And may God have mercy upon your soul. They were the only words that stayed. She closed her eyes and they filled her. She repeated them silently hour after hour, on her knees before the crucifix, high upon the wall. She was buried in the words, unconscious. God have mercy. God. And at night sometimes she saw in dreams those women again rocking backwards and forwards, backwards and forwards before the glass-eyed imp at the temple fair. She remembered the push of the crowd behind her on the steps. Namu myoho renge kyo. The words of the chant came back, useless to her here before an iron-hearted God. The bulging eyes of the red-skinned imp grew and grew in the flickering light, and the women rose, writhing and shrieking in agony. Namu myoho renge kyo. The screams echoed through her dreams. She awoke and opened her eyes. Sweat poured from her in the icy room, her body was rigid with stress.
She could not think, she could not feel. There was only the image of the children, her loss, their loss that, beyond the stigma, would warp and stunt their lives. She folded her hands and escaped again. Her sins were of a different and irrelevant order from those determined by her friends. God have mercy. God. She remembered again, then, Benten’s temple on the crest of Enoshima, where within a dusty mirror she had for a moment glimpsed her own face, the reflection of that self it was said must be lost before eternity could be entered; a self now certainly lost. If she could she would have laughed.
Jack Easely stood before her. She had not heard him enter. ‘Read this,’ he said. He put the paper in her hand. He was gentle, his voice kind. It was an effort now to move her head, to look at him. Her eyes would not focus, could make no sense of words. Jack Easely retrieved the paper.

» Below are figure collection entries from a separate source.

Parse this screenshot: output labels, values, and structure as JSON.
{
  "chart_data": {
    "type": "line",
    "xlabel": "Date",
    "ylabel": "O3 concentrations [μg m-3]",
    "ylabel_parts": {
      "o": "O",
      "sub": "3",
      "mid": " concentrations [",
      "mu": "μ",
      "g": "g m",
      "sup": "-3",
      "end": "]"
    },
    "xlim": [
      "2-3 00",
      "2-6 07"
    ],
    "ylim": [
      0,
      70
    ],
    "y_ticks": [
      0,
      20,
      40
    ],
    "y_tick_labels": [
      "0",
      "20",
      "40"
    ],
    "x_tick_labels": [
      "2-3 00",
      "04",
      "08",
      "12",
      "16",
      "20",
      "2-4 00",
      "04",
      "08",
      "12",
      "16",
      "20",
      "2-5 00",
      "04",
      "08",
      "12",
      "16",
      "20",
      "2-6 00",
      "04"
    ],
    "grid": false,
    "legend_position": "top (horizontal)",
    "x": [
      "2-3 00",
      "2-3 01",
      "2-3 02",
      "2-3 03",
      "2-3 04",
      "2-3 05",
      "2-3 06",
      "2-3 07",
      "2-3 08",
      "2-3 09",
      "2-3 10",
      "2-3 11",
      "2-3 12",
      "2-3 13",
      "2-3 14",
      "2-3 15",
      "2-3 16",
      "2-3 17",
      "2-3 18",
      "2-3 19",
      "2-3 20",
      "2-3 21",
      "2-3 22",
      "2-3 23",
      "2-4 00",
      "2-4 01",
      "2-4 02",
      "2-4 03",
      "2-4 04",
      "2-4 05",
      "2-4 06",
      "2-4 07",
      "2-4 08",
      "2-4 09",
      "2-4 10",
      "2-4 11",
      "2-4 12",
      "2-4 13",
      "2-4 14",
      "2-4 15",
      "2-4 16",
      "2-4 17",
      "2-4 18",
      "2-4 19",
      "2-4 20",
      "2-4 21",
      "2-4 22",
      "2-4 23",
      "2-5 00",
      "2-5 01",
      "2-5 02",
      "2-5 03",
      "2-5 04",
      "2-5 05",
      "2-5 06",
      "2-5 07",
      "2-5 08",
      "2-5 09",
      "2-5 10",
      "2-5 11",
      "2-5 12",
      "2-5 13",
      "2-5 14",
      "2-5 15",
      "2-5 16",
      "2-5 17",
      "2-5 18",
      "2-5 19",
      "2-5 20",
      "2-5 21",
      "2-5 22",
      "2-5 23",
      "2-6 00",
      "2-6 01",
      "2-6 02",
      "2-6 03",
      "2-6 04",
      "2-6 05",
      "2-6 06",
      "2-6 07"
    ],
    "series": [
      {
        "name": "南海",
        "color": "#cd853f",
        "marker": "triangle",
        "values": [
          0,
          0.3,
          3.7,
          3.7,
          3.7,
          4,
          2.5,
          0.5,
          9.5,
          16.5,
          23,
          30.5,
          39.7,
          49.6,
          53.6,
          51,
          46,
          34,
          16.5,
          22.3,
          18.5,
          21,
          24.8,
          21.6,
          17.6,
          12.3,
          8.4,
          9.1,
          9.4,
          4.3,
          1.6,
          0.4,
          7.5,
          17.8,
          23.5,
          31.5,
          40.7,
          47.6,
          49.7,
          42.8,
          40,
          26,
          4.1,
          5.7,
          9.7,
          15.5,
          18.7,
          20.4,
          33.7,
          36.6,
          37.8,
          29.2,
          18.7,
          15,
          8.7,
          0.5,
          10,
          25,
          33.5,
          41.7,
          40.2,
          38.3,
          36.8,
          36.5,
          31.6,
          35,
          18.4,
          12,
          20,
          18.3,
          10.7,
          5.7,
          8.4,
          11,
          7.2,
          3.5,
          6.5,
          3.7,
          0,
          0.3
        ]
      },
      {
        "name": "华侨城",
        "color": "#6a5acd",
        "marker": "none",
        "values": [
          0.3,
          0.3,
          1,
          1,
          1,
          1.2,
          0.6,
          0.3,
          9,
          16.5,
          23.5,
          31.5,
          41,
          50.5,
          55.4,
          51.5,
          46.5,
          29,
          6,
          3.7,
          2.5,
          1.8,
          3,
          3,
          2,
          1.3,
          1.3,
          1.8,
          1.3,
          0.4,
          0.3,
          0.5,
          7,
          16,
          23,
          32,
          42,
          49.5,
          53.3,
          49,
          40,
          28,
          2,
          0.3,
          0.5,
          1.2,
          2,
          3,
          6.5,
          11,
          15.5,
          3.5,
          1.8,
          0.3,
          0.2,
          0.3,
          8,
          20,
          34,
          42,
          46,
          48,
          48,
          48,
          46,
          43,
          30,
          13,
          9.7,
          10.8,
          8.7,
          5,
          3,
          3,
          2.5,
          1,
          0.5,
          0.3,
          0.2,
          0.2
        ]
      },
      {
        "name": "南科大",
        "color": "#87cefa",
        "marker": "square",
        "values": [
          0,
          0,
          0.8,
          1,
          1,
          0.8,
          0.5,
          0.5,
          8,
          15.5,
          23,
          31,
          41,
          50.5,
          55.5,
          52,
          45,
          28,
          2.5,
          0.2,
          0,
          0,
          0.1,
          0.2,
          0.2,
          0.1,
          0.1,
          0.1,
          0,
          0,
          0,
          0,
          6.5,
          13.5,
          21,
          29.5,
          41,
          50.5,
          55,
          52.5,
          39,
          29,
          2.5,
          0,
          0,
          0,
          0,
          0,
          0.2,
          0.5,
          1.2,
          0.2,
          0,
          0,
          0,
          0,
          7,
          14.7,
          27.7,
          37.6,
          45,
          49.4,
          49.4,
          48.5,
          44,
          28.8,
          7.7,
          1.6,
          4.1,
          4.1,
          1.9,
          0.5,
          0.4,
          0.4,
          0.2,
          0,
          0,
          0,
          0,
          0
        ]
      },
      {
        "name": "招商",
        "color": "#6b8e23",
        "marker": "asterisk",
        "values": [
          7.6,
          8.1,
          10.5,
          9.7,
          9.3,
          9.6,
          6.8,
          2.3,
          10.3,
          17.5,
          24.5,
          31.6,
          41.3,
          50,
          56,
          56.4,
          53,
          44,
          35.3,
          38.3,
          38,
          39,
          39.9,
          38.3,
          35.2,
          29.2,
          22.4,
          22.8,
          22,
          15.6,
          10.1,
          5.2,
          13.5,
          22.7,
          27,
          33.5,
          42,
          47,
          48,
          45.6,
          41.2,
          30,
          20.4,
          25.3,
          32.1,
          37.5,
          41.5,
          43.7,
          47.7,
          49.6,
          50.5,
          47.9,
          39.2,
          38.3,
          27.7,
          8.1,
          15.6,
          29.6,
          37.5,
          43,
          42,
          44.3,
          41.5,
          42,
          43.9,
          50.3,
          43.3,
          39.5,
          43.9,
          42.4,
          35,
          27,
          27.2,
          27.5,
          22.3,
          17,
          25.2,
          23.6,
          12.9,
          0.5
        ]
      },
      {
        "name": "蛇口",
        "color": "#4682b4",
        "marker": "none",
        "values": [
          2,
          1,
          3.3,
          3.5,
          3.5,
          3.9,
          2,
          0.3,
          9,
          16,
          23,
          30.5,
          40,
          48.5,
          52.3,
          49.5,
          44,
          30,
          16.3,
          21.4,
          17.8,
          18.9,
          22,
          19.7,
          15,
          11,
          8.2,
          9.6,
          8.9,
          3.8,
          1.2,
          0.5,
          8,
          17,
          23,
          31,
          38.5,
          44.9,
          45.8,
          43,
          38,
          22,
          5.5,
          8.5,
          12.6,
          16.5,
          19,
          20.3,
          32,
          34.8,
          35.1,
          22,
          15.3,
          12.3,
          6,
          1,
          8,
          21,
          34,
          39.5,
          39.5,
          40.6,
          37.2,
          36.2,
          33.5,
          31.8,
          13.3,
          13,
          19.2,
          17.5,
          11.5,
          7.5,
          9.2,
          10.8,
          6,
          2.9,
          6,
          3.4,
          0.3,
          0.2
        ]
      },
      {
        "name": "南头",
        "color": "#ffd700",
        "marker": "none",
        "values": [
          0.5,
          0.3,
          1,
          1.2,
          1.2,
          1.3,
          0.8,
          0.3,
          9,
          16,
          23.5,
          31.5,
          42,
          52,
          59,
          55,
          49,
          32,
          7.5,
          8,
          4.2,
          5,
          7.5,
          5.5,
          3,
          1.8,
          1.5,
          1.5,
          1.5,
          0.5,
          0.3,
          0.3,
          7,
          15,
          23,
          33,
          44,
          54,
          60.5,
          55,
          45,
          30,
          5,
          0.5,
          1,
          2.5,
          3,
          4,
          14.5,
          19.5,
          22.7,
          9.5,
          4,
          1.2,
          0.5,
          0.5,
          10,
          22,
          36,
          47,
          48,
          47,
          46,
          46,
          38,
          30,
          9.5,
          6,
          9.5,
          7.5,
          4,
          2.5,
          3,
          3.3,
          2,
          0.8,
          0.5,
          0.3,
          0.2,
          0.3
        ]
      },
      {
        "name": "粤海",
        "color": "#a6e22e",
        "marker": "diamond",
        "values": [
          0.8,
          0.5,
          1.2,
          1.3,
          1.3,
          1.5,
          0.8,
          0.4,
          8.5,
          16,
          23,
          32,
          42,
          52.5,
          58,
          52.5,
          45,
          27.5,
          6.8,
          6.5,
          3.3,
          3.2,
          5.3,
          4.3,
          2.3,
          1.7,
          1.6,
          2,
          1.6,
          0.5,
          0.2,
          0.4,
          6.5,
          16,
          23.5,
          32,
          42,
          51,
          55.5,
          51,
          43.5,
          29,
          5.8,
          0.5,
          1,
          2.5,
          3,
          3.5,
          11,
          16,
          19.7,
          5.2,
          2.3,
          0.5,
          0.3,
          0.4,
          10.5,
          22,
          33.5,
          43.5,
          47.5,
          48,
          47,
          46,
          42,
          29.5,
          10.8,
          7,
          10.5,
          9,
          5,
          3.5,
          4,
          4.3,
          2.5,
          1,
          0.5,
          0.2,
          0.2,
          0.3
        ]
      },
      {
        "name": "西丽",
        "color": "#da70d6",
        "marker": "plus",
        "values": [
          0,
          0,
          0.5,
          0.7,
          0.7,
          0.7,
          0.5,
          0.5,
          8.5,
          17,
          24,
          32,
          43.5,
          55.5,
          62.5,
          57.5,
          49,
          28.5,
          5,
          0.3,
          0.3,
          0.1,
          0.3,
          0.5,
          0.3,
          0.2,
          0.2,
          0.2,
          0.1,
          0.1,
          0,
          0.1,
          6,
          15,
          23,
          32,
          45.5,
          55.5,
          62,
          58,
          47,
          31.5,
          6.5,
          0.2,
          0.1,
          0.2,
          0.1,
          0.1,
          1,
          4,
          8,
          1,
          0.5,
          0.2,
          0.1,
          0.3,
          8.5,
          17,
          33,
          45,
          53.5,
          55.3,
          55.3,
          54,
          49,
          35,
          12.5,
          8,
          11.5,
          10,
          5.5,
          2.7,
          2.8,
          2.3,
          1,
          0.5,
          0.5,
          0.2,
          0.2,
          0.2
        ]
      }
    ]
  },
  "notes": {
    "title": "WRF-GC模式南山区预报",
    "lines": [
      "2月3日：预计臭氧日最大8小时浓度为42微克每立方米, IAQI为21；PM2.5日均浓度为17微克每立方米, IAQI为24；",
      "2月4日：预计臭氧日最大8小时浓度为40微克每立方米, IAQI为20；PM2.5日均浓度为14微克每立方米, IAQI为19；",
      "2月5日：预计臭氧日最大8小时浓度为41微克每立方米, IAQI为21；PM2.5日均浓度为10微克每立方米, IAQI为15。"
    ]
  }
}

‘Her Britannic Majesty’s Consul,’ he read, ‘has received a dispatch from Her Britannic Majesty’s Minister in Tokyo to the effect that he has had under consideration the subject of the sentence of death passed in Her Majesty’s Court here on 1 February 1897 on Amy Jane Redmore for the murder of her husband and that in view of the Imperial Proclamation of His Majesty the Emperor dated 31 January granting, in memory of the late Empress Dowager, to all Japanese subjects under sentence on that day a remission of punishment, it appears proper that a similar measure of grace should be extended to the criminal in this case, whose trial in a court sitting in Her Majesty’s dominions had been proceeding for some days before and was about to be brought to a conclusion at the time of His Majesty’s Proclamation. Her Britannic Majesty’s Minister has accordingly decided not to direct that the sentence of death be carried into execution and, in virtue of the powers conferred upon him by the Order of the Council 1865 and otherwise, has directed in lieu of suffering capital punishment Mrs Redmore shall be imprisoned, with hard labour, for life.’
‘Do you understand?’ he asked gently. ‘You will be returned to England to serve sentence. There is every hope of a successful appeal. Already there is agitation for you in influential circles. This case has been closely followed in England.’
She nodded. Soon he went, his duty done.
There were sounds outside in the corridor, footsteps passing, fading. A voice. The slam of a door. The noises had resonance. The voice came again, vital; it laughed. In the depths of the building there was a crash of crockery. Amy listened, as if for the first time, to the life beyond the door. Her mind was full only of the children, images suddenly flooding her, moving the warmth of tears through her stiff body again. There was Tom, so long ago, that Christmas after Matthew died, running into a snowy garden to hold his mouth open to the sky, licking the falling snow from his lips as if it were manna. And Cathy, dressing herself proudly for the first time, refusing Rachel’s help, her dress back to front, her bloomers twisted, joining Amy’s delighted laughter. There was no need to shut out the love now, no need to deny the images released to her again. Cathy, Tom. She whispered their names.
When at last she left the chair, it was nearly dark. She stood before the mirror, bleak and tiny on a shelf along the wall. She stared at her own face for a long while. It was not the face she had looked at last. Within her own destruction seemed a strange rebirth. She was free of all she had prayed to be free of, returned to her life, upon a far and unknown shore. She knew now she was a woman Matthew Armitage would look at and respect. Within her face were those lines she had once traced upon his, of the difficult disease of living. And suddenly, it no longer seemed of importance that she should have the respect of Matthew Armitage or that of any man, ever. She turned from the window and looked out anew upon a darkening world. In the road the lamps were lighting.